Benet, author of the thoughtful The Politics of Adoption (1975, p. 1403), now ventures into literary biography and criticism. Examining the works and lives of Katherine Mansfield, George Eliot, and Colette, she argues that the artistic achievement of each is closely linked to her achievement of a vital though unconventional marital relationship. Moreover, the psychological wholeness and health demonstrated by the three men (Middleton Murry, Lewes, Goudeket) who could ""treat their successful wives as beloved equals"" teaches us a great deal about the ""creative"" nature of happy relationships. This attractive approach is carried out with some style, and the subject will draw attention.

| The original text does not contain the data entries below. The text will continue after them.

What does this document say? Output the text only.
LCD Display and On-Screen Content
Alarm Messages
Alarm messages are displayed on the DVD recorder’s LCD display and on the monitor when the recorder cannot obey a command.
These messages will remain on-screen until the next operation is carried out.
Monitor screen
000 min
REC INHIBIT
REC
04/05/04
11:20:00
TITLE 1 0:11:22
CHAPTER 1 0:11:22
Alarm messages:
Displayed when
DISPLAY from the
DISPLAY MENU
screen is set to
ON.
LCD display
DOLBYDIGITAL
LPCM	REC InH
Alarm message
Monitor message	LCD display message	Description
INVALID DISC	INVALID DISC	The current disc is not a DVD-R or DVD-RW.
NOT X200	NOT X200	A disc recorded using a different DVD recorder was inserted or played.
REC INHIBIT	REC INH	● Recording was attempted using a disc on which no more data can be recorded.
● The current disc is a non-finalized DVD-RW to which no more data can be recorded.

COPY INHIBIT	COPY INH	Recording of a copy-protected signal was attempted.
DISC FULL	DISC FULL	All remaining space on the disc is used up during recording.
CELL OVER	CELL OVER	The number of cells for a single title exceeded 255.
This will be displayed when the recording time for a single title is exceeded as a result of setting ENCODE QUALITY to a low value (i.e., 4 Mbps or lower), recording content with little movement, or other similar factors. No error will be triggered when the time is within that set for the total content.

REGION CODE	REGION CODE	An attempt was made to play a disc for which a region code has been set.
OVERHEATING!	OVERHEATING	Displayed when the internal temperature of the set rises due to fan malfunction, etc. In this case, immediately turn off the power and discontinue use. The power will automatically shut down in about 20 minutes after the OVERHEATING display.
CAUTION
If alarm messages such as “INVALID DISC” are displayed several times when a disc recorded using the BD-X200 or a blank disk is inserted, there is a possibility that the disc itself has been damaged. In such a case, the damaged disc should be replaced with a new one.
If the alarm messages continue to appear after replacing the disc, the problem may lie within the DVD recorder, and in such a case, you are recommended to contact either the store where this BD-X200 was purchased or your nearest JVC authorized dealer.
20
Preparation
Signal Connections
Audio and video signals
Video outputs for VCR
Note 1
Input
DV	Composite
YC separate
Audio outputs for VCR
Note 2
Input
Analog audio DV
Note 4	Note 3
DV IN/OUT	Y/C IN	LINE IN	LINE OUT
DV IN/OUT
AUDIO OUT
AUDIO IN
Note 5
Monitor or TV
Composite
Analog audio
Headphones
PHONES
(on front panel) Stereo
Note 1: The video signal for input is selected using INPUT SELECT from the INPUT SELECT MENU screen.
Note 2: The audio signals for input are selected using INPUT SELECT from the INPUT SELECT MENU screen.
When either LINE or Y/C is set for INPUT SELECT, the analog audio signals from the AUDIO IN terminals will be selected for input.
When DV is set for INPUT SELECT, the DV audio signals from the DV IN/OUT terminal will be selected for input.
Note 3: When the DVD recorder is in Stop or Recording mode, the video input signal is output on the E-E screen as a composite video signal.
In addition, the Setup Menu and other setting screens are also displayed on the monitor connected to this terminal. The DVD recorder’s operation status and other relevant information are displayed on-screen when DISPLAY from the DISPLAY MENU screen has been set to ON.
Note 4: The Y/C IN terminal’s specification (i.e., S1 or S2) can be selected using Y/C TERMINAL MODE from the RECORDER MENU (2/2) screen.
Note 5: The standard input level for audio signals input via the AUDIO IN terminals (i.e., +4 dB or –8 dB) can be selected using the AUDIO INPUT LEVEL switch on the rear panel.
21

But closer inspection reveals much gratuitous axgrinding and much vague throwing-around of literary words. It is no service to Mansfield to play her off against ""the ultimate aridity of. . . technique"" in Virginia Woolf and D. H. Lawrence: ""Not for them the moments when love triumphs over inability to love."" It is clumsy and ignorant to invoke ""the Protestant double-think that began with Paradise Lost"" in order to treat the repeated antithesis between ""good"" women and temptresses in Victorian novels. And those who remember some of Colette's preciosities about lesbian relationships will wonder whether ""in all her works"" she ""demystified lover and eroticism and faced them squarely and fully illuminated."" Given the richly stimulating materials, a writer of Benet's capable and sympathetic intelligence should have been able to produce a more solid book.